The latest figures available show that in 1988, 50 per cent. of pensioners were owner-occupiers, of whom 46 per cent. owned their homes outright. That compares well with 1979, when only 38 per cent. owned their homes outright.
With more and more pensioners owing their homes outright, and with eight out of 10 recently retired pensioners having an income from investment and savings, is it not reasonable to recognise a measure of prosperity among pensioners? If resources are to be used to increase pensions, should they not be used to target those in greatest need, rather than spreading across the board and benefiting both rich and poor? Does not the idea of giving out a blanket provision look like political bribery in an election year?
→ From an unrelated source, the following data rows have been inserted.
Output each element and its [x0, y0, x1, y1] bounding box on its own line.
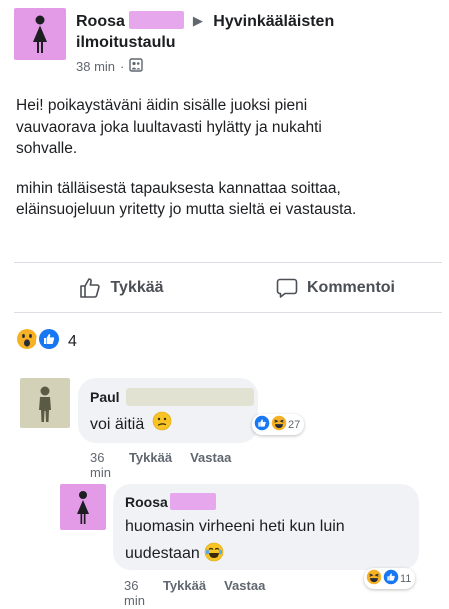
comment-author[interactable]: Paul: [90, 389, 120, 405]
tears-of-joy-emoji-icon: [204, 542, 224, 571]
comment-author[interactable]: Roosa: [125, 494, 168, 510]
laughing-emoji-icon: [271, 415, 287, 434]
comment-text: voi äitiä: [90, 416, 145, 433]
commenter-avatar[interactable]: [20, 378, 70, 428]
laughing-emoji-icon: [366, 569, 382, 588]
comment-text: huomasin virheeni heti kun luin uudestaa…: [125, 518, 345, 562]
post-author-name[interactable]: Roosa: [76, 13, 125, 30]
comment-like-link[interactable]: Tykkää: [163, 578, 206, 608]
comment-meta: 36 min Tykkää Vastaa: [90, 450, 231, 480]
actions-bottom-divider: [14, 312, 442, 313]
redacted-name-block: [169, 493, 216, 510]
comment-reply-link[interactable]: Vastaa: [190, 450, 231, 480]
redacted-name-block: [129, 11, 185, 29]
comment-button[interactable]: Kommentoi: [228, 266, 442, 310]
like-reaction-icon: [383, 569, 399, 588]
male-silhouette-icon: [39, 386, 51, 422]
like-reaction-icon: [254, 415, 270, 434]
author-avatar[interactable]: [14, 8, 66, 60]
redacted-name-block: [125, 388, 254, 406]
comment-button-label: Kommentoi: [307, 279, 395, 296]
post-author-line: Roosa ▶ Hyvinkääläisten ilmoitustaulu: [76, 10, 436, 53]
female-silhouette-icon: [33, 15, 47, 53]
comment-reaction-count: 27: [288, 418, 301, 431]
reaction-count: 4: [68, 332, 77, 350]
actions-top-divider: [14, 262, 442, 263]
reaction-emoji-stack: [14, 326, 62, 357]
comment-bubble-icon: [275, 276, 299, 300]
female-silhouette-icon: [77, 491, 89, 524]
post-paragraph-1: Hei! poikaystäväni äidin sisälle juoksi …: [16, 97, 322, 157]
post-header: Roosa ▶ Hyvinkääläisten ilmoitustaulu 38…: [14, 8, 444, 78]
comment-like-link[interactable]: Tykkää: [129, 450, 172, 480]
like-button-label: Tykkää: [110, 279, 164, 296]
comment-reaction-count: 11: [400, 572, 412, 585]
comment-meta: 36 min Tykkää Vastaa: [124, 578, 265, 608]
post-meta: 38 min ·: [76, 58, 144, 75]
comment-reply-link[interactable]: Vastaa: [224, 578, 265, 608]
group-privacy-icon: [129, 58, 144, 75]
comment-bubble: Paul voi äitiä: [78, 378, 258, 443]
thumbs-up-icon: [78, 276, 102, 300]
comment-text-wrap: huomasin virheeni heti kun luin uudestaa…: [125, 513, 415, 571]
like-reaction-icon: [36, 326, 62, 357]
group-name-line1[interactable]: Hyvinkääläisten: [213, 13, 334, 30]
comment-time[interactable]: 36 min: [124, 578, 145, 608]
post-time[interactable]: 38 min: [76, 59, 115, 74]
post-paragraph-2: mihin tälläisestä tapauksesta kannattaa …: [16, 179, 357, 219]
comment-bubble: Roosa huomasin virheeni heti kun luin uu…: [113, 484, 419, 570]
comment-reactions[interactable]: 27: [252, 414, 305, 435]
post-body: Hei! poikaystäväni äidin sisälle juoksi …: [16, 95, 436, 239]
group-name-line2[interactable]: ilmoitustaulu: [76, 34, 176, 51]
commenter-avatar[interactable]: [60, 484, 106, 530]
post-actions-bar: Tykkää Kommentoi: [14, 266, 442, 310]
meta-separator: ·: [120, 59, 125, 74]
comment-reactions[interactable]: 11: [364, 568, 416, 589]
comment-time[interactable]: 36 min: [90, 450, 111, 480]
like-button[interactable]: Tykkää: [14, 266, 228, 310]
reaction-summary[interactable]: 4: [14, 326, 77, 357]
confused-emoji-icon: [152, 411, 172, 439]
play-arrow-icon: ▶: [192, 13, 203, 28]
My hon. Friend is absolutely right. It not only looks like political bribery—it probably is. It is perhaps worth pointing out that in the past three years we have spent some £350 million on the poorer pensioners. Whereas it is right to make sure that the value of the basic state pension is preserved for all income brackets we believe that any extra resources should be directed to the poorer end. The Labour party may well find that by the time it has spent billions of pounds on all income levels it will not have the extra money to spend on those who need it most. That is the price that Labour will have to pay for its policy, in the unlikely event of its ever being able to implement it.
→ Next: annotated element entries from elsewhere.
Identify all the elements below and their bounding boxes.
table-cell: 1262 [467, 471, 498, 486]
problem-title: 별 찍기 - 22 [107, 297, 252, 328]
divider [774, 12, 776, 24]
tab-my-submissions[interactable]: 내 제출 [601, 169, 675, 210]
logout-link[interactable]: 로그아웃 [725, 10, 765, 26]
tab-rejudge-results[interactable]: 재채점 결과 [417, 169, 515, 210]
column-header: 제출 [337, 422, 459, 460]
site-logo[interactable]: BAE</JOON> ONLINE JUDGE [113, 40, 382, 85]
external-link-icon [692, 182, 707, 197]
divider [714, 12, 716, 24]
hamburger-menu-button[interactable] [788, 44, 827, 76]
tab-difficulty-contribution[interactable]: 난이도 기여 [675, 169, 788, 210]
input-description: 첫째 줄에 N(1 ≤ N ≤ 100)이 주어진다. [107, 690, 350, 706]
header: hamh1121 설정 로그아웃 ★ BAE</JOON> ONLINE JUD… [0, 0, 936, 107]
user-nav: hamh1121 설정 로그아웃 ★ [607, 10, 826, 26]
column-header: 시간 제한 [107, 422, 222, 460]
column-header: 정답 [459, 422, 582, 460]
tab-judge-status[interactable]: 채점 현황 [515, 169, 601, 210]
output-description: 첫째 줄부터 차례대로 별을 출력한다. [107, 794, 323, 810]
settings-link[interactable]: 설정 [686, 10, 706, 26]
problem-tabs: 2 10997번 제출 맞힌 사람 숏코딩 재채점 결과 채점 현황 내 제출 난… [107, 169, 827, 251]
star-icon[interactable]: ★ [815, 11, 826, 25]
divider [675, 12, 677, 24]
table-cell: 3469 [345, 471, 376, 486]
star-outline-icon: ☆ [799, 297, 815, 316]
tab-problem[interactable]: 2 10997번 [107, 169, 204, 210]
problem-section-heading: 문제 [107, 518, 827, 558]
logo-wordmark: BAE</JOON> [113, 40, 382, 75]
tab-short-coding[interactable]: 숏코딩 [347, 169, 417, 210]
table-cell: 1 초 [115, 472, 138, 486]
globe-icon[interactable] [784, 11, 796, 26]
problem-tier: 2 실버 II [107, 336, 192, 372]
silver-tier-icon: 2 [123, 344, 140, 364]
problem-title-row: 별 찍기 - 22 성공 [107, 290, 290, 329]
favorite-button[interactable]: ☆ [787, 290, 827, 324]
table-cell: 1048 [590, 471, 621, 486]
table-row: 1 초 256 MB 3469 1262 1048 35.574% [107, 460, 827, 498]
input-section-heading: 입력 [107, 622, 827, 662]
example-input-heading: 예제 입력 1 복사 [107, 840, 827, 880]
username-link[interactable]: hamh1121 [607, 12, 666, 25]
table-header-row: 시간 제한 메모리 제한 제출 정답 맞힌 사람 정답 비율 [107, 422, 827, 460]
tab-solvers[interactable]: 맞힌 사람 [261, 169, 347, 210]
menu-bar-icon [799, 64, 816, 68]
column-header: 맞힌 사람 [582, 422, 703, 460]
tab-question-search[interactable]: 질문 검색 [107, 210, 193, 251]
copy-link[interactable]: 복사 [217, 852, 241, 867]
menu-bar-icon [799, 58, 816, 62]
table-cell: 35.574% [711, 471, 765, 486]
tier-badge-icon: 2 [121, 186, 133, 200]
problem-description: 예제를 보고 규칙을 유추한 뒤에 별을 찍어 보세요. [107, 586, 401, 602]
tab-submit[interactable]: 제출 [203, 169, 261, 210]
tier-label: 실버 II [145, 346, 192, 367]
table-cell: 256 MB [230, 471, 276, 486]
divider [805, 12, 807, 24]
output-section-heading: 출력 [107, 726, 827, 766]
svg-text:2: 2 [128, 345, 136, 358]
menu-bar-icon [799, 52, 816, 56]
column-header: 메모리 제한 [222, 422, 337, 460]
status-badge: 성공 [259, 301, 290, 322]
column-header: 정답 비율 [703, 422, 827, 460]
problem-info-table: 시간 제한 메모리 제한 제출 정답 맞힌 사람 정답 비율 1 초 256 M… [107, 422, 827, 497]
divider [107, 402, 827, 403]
Is the Minister not aware that a significant number of pensioners who own their own homes are among the poorest in the country? Many have all their capital tied up in their homes and have to use the meagre resources of the basic state retirement pension to repair and restore their homes and to pay their heating bills? Is not that situation made even worse by the massive Government cuts in renovation grants for elderly people? Will the Government recognise that the only way that many of those pensioners will have a happy and healthy retirement is through a substantial increase in the basic rate of income of at least £5 for a single person and £8 per couple, which is the commitment of the Labour party and which is supported by pensioner groups throughout the country as was shown by a recent lobby of Parliament by pensioners from the north-west which was supported by many Conservative Members?
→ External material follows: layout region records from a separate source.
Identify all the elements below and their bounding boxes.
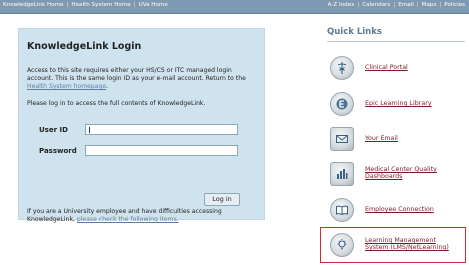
quality-dashboards-link[interactable]: Medical Center Quality Dashboards bbox=[365, 166, 437, 181]
nav-separator: | bbox=[133, 2, 136, 8]
epic-logo-icon bbox=[330, 92, 354, 116]
epic-learning-library-link[interactable]: Epic Learning Library bbox=[365, 100, 432, 107]
top-nav-left: KnowledgeLink Home | Health System Home | UV… bbox=[3, 2, 168, 8]
login-intro-post: . bbox=[106, 83, 109, 90]
login-button[interactable]: Log in bbox=[204, 193, 240, 206]
nav-link-health-system-home[interactable]: Health System Home bbox=[71, 2, 130, 8]
nav-separator: | bbox=[66, 2, 69, 8]
nav-link-email[interactable]: Email bbox=[398, 2, 414, 8]
password-label: Password bbox=[39, 147, 77, 155]
top-nav-bar: KnowledgeLink Home | Health System Home | UV… bbox=[0, 0, 469, 14]
quality-dashboards-line1: Medical Center Quality bbox=[365, 166, 437, 173]
quick-links-divider bbox=[327, 41, 465, 42]
quality-dashboards-line2: Dashboards bbox=[365, 173, 403, 181]
nav-link-policies[interactable]: Policies bbox=[444, 2, 465, 8]
book-icon bbox=[330, 198, 354, 222]
user-id-input[interactable] bbox=[85, 124, 238, 135]
caduceus-icon bbox=[330, 56, 354, 80]
nav-separator: | bbox=[393, 2, 396, 8]
nav-separator: | bbox=[416, 2, 419, 8]
login-instruction: Please log in to access the full content… bbox=[27, 100, 206, 107]
nav-separator: | bbox=[439, 2, 442, 8]
login-intro-pre: Access to this site requires either your… bbox=[27, 67, 246, 82]
nav-link-knowledgelink-home[interactable]: KnowledgeLink Home bbox=[3, 2, 64, 8]
clinical-portal-link[interactable]: Clinical Portal bbox=[365, 64, 408, 71]
health-system-homepage-link[interactable]: Health System homepage bbox=[27, 83, 106, 90]
login-intro-text: Access to this site requires either your… bbox=[27, 67, 259, 91]
lms-highlight-box bbox=[320, 227, 466, 263]
nav-link-az-index[interactable]: A-Z Index bbox=[328, 2, 355, 8]
text-cursor bbox=[89, 127, 90, 133]
quick-links-title: Quick Links bbox=[327, 27, 382, 37]
envelope-icon bbox=[330, 127, 354, 151]
nav-link-uva-home[interactable]: UVa Home bbox=[139, 2, 168, 8]
check-items-link[interactable]: please check the following items. bbox=[77, 216, 179, 223]
nav-separator: | bbox=[357, 2, 360, 8]
login-help-text: If you are a University employee and hav… bbox=[27, 208, 252, 224]
top-nav-right: A-Z Index | Calendars | Email | Maps | Policies bbox=[328, 2, 465, 8]
your-email-link[interactable]: Your Email bbox=[365, 135, 398, 142]
password-input[interactable] bbox=[85, 145, 238, 156]
login-title: KnowledgeLink Login bbox=[27, 41, 142, 52]
login-panel: KnowledgeLink Login Access to this site … bbox=[18, 28, 265, 223]
bar-chart-icon bbox=[330, 162, 354, 186]
user-id-label: User ID bbox=[39, 126, 68, 134]
nav-link-maps[interactable]: Maps bbox=[422, 2, 437, 8]
nav-link-calendars[interactable]: Calendars bbox=[362, 2, 390, 8]
employee-connection-link[interactable]: Employee Connection bbox=[365, 206, 434, 213]
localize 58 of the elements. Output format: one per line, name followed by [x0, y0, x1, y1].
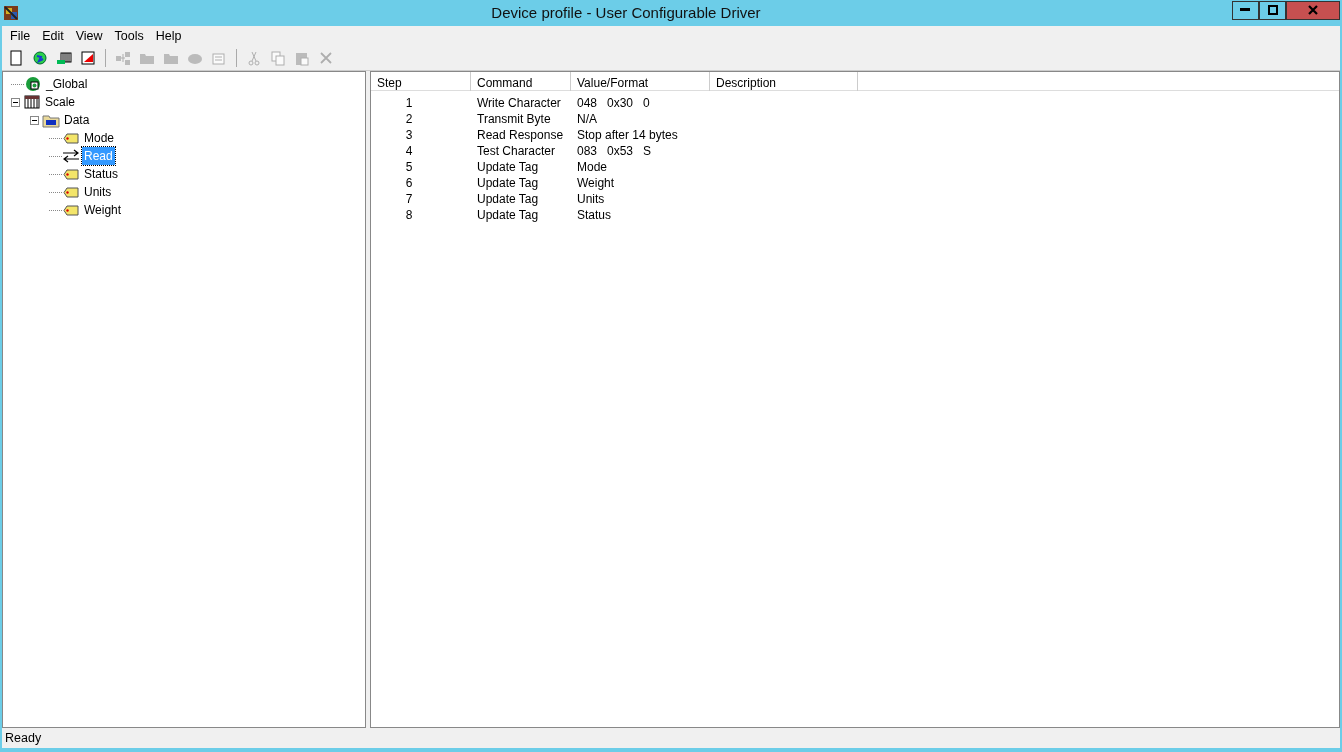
- table-cell-text: 7: [404, 191, 414, 206]
- menu-item[interactable]: File: [4, 26, 37, 46]
- menu-item[interactable]: Edit: [36, 26, 70, 46]
- globe-icon: [24, 75, 42, 93]
- expander-icon[interactable]: [11, 97, 20, 107]
- table-cell-text: 083 0x53 S: [576, 143, 653, 158]
- transfer-arrows-icon: [62, 147, 80, 165]
- tree-item[interactable]: Mode: [82, 129, 117, 147]
- expander-icon[interactable]: [30, 115, 39, 125]
- table-cell-text: 5: [404, 159, 414, 174]
- table-cell-text: Test Character: [476, 143, 557, 158]
- table-cell-text: 6: [404, 175, 414, 190]
- table-cell-text: Read Response: [476, 127, 565, 142]
- table-cell-text: Weight: [576, 175, 616, 190]
- tree-item[interactable]: Scale: [43, 93, 78, 111]
- column-header[interactable]: Command: [471, 72, 571, 91]
- close-button[interactable]: [1286, 0, 1340, 20]
- table-cell-text: 3: [404, 127, 414, 142]
- minimize-icon: [1239, 8, 1252, 12]
- maximize-icon: [1267, 5, 1278, 15]
- maximize-button[interactable]: [1259, 0, 1286, 20]
- table-cell-text: 048 0x30 0: [576, 95, 651, 110]
- column-header[interactable]: Description: [710, 72, 858, 91]
- globe-icon[interactable]: [32, 50, 48, 66]
- tree-item[interactable]: Units: [82, 183, 114, 201]
- table-cell-text: Units: [576, 191, 606, 206]
- close-icon: [1307, 5, 1319, 15]
- menu-item[interactable]: View: [69, 26, 109, 46]
- column-header[interactable]: Value/Format: [571, 72, 710, 91]
- menu-item[interactable]: Tools: [108, 26, 150, 46]
- tree-item[interactable]: Data: [62, 111, 92, 129]
- device-icon[interactable]: [56, 50, 72, 66]
- tree-item[interactable]: Status: [82, 165, 121, 183]
- table-cell-text: Status: [576, 207, 613, 222]
- column-header[interactable]: Step: [371, 72, 471, 91]
- table-cell-text: Update Tag: [476, 175, 540, 190]
- tree-item[interactable]: Weight: [82, 201, 124, 219]
- tree-item[interactable]: _Global: [44, 75, 90, 93]
- table-cell-text: Write Character: [476, 95, 562, 110]
- check-icon[interactable]: [80, 50, 96, 66]
- table-cell-text: 2: [404, 111, 414, 126]
- app-icon: [2, 4, 20, 22]
- device-icon: [23, 93, 41, 111]
- table-cell-text: N/A: [576, 111, 598, 126]
- table-cell-text: 1: [404, 95, 414, 110]
- minimize-button[interactable]: [1232, 0, 1259, 20]
- table-cell-text: Stop after 14 bytes: [576, 127, 679, 142]
- status-text: Ready: [5, 729, 42, 747]
- window-title: Device profile - User Configurable Driver: [490, 2, 762, 23]
- menu-item[interactable]: Help: [149, 26, 188, 46]
- table-cell-text: Mode: [576, 159, 609, 174]
- table-cell-text: Update Tag: [476, 159, 540, 174]
- table-cell-text: Update Tag: [476, 207, 540, 222]
- table-cell-text: 8: [404, 207, 414, 222]
- table-cell-text: Update Tag: [476, 191, 540, 206]
- table-cell-text: 4: [404, 143, 414, 158]
- new-file-icon[interactable]: [8, 50, 24, 66]
- table-cell-text: Transmit Byte: [476, 111, 552, 126]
When those same pensioners understand that blanket commitments of that type will erode the extra money available to help the poorer end, they may take rather a different view. When they also understand that housing costs play a proportionately lower part in pensioners' expenditure in England than in the rest of Europe, they may be grateful for the way in which we have promoted home ownership. If 50 per cent. of those retiring now own their own homes, they do so thanks almost solely to the policies pursued and enacted by the Government. We have made a major contribution to the overall income of pensioners, while all that the Labour party has to offer is inflationary erosion of savings, a failure in home ownership and many other schemes that Labour has offered; although such proposals make it seem that pensioners are better off, because they are offered with other features, in reality it is a small percentage rise. Labour has nothing new to offer. We saw the effects of those policies and, in the unlikely event of the Labour party taking power, we shall see them again.